Kasus Suap Reklamasi, Kabiro Hukum Pemprov Kepri: Belum Ada Izin Terbit

Heri Mohkrizal saat dijumpai awak media usai memberikan keterangan kepada penyidik KPK di Mapolresta Barelang. (Foto: Margaretha/Batamnews)

Batam - Kepala Biro Hukum Pemerintah Provinsi (Pemprov) Kepulauan Riau, Heri Mokhrizal mengatakan, pihaknya belum pernah mencatat ada izin reklamasi yang diterbitkan sepanjang tahun 2019. 

“Belum ada, sepanjang tahun 2019 belum,” ujar Heri di Mapolresta Barelang, Rabu (24/7/2019). 

Namun jika menyangkut izin prinsip, Heri menyebutkan izin itu tidak ada padanya, melainkan pada Organisasi Perangkat Daerah (OPD) masing-masing. “Kalau izin prinsip tak ada di saya,” kata dia. 

Heri beserta pejabat pemprov Kepri yang lain masih dimintai keterangan oleh Komisi Pemberantasan Korupsi (KPK) RI terkait kasus gratifikasi Gubernur Kepri Nonaktif Nurdin Basirun. “Hari ini ada 8 orang yang dimintai keterangan,” kata Heri. 

Selain Heri Mokhrizal, ada Kepala Dinas Perhubungan Kepri Jamhur Ismail dan Kepala Dinas Pekerjaan Umum Penataan Ruang dan Pertanahan (PUPR), Abu Bakar yang dimintai keterangan.
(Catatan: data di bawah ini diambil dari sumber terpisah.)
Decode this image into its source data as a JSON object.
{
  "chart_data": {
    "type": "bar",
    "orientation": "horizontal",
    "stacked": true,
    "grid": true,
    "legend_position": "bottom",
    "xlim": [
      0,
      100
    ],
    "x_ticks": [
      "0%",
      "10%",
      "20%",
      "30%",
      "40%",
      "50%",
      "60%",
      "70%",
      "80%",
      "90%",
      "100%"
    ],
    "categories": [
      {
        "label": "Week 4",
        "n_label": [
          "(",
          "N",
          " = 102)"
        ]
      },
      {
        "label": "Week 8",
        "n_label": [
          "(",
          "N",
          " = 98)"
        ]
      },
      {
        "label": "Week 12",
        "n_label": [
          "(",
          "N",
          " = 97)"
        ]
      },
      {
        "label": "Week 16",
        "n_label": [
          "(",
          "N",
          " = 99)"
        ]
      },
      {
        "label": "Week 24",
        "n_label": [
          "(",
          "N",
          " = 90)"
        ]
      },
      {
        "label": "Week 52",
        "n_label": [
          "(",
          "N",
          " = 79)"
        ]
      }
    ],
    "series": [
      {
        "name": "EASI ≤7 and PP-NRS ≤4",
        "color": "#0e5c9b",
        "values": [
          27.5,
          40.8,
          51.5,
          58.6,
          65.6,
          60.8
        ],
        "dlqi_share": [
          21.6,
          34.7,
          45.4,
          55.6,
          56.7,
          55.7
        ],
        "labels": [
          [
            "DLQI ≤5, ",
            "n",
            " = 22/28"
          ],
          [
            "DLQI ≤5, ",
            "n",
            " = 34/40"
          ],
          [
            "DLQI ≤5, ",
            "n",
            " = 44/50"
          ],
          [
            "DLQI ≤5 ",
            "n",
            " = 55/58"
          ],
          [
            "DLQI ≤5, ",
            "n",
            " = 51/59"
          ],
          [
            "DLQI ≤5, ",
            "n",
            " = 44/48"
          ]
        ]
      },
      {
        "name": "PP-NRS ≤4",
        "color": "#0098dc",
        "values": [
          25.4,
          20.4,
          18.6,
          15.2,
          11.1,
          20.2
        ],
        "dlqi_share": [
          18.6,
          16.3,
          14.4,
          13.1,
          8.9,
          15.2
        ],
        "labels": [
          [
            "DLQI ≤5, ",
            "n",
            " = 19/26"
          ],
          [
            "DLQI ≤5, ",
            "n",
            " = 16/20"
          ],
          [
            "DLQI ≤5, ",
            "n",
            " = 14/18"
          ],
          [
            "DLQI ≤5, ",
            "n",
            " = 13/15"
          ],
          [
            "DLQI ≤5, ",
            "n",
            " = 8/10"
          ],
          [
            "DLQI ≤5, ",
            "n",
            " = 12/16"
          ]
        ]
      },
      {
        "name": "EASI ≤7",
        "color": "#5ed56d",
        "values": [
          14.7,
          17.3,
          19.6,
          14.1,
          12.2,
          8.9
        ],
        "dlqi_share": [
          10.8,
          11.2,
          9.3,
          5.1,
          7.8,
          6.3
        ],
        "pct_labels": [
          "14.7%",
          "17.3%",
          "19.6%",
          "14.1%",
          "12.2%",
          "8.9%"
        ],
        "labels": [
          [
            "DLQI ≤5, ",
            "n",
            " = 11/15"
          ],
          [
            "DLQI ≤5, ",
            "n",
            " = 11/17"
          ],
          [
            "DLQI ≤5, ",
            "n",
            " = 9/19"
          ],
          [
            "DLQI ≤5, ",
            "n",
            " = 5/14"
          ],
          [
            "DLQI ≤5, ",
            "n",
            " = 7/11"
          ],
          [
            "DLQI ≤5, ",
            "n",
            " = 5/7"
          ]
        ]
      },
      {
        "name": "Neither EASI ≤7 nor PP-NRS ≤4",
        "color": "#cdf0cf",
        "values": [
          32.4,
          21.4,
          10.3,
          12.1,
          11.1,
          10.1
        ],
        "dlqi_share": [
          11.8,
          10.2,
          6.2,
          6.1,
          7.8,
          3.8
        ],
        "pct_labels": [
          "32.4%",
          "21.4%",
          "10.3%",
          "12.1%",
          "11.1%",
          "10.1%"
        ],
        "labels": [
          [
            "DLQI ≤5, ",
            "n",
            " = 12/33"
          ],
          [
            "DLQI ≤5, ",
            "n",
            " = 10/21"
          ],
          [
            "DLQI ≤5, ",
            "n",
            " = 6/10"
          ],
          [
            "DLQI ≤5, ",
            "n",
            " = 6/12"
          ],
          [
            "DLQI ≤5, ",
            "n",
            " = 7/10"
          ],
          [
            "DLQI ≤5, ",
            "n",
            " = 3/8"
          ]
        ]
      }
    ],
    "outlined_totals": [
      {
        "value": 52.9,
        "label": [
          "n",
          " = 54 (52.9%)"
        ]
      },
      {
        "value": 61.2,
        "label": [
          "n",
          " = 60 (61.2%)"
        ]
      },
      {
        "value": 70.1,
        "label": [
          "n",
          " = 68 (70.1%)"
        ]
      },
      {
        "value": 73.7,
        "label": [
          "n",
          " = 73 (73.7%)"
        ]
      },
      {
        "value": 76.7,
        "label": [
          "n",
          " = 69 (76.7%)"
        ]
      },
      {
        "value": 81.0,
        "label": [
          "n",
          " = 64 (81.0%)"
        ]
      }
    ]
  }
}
Serta beberapa pegawai Kepri lainnya. 

Delapan pejabat dan pegawai Kepri tersebut dimintai keterangan sejak pukul 10.00 WIB, saat ini proses tersebut masih tetap berlangsung di Lantai 3 Mapolresta Barelang. 

Nurdin sendiri usai ditahan KPK di Jakarta belum bisa dibesuk pihak selain keluarga dekat.